Why Don't Americans Save?
This paper provides an examination of the decline in the household saving rate over the past two decades from both the macroeconomic and microeconomic perspectives. Between 1980-84 and 2000-04 private saving fell more than 8 percentage points of U.S. GDP. At the aggregate level, about 40 percent of the fall in the household saving rate occurred within contractual retirement accounts, that is, within employer-sponsored and individual retirement plans. Moreover, much of the drop in discretionary saving occurred before the sharp rise in equity and home values in the late 1990s. The paper examines the potential scope of a number of other explanations for the fall in aggregate saving, such as the drop in inflation, increased capital gains on wealth, and alternative treatments of consumer durables as investment. Lower rates of inflation do emerge as a possible cause of the drop in measured saving, but the other factors do not seem consistent with the observed timing of the decline.
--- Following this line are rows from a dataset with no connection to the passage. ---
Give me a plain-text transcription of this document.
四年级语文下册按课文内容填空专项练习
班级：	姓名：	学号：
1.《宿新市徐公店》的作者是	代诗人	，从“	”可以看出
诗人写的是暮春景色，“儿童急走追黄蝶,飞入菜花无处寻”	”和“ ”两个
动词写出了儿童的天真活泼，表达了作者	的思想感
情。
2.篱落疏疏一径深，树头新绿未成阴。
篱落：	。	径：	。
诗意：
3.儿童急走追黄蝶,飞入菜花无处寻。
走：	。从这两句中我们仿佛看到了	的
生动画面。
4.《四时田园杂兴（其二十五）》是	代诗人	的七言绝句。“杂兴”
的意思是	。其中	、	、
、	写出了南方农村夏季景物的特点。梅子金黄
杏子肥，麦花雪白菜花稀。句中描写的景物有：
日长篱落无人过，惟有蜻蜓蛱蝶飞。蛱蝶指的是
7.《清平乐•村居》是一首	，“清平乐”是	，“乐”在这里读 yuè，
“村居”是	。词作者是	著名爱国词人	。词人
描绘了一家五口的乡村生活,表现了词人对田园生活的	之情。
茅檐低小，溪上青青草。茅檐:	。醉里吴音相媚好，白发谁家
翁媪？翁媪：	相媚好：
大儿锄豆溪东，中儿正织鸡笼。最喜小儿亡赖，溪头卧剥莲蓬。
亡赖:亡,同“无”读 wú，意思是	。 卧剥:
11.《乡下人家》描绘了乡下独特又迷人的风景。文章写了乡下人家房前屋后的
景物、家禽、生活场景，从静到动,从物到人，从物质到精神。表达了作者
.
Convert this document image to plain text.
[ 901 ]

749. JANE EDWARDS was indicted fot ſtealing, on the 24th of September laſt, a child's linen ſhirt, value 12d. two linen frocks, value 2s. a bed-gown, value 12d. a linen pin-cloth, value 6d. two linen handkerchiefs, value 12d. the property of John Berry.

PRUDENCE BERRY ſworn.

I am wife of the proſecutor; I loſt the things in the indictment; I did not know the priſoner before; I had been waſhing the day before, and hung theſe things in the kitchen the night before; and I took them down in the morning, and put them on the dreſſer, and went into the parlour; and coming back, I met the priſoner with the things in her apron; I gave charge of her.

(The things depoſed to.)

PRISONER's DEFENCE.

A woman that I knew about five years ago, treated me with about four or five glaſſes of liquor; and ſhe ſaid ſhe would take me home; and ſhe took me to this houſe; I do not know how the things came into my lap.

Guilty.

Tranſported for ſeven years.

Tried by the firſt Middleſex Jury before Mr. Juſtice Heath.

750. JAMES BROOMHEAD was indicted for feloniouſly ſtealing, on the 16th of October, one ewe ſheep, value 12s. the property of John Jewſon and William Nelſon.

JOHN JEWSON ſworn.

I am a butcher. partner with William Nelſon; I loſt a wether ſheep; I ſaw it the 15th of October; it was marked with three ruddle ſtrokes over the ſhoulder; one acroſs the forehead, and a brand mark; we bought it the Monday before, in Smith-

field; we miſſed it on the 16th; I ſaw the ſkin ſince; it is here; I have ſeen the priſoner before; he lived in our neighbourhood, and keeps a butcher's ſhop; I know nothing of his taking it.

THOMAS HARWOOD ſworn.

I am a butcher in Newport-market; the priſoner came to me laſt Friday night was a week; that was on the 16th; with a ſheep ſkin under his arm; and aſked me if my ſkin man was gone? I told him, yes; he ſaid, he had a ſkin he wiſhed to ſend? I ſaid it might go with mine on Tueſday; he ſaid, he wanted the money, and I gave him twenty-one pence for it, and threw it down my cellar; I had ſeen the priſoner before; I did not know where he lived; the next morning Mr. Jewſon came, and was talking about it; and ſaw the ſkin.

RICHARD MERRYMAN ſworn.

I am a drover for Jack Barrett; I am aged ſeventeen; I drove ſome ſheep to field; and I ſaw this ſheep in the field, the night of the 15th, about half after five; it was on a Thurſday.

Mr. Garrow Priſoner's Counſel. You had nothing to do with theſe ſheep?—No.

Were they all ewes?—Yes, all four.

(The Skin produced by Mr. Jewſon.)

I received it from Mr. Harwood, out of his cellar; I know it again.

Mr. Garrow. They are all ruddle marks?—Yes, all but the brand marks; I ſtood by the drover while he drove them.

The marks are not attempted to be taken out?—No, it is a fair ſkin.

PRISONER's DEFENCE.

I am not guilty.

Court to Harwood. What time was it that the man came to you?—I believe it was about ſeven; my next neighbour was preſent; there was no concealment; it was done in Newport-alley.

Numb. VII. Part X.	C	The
The microeconomic section explores the feasibility of using information from successive Surveys of Consumer Finances (SCF) to follow the wealth accumulation of specific age cohorts over the period of most dramatic change in aggregate saving. For many components of wealth, the surveys are very similar to the corresponding aggregates of the flow of funds accounts (FFAs), but there are important discrepancies for corporate equities that become particularly large for the 2001 survey. The discrepancies in the nominal wealth are magnified when the two estimates are adjusted for capital gains, yielding substantially different estimates of household saving. The paper reports on some efforts to benchmark the SCF to the FFAs, using the distributional information of the SCF to provide an added dimension to the FFA data. The resulting microeconomic data indicate a widespread drop in saving that cannot be associated with any specific group of households.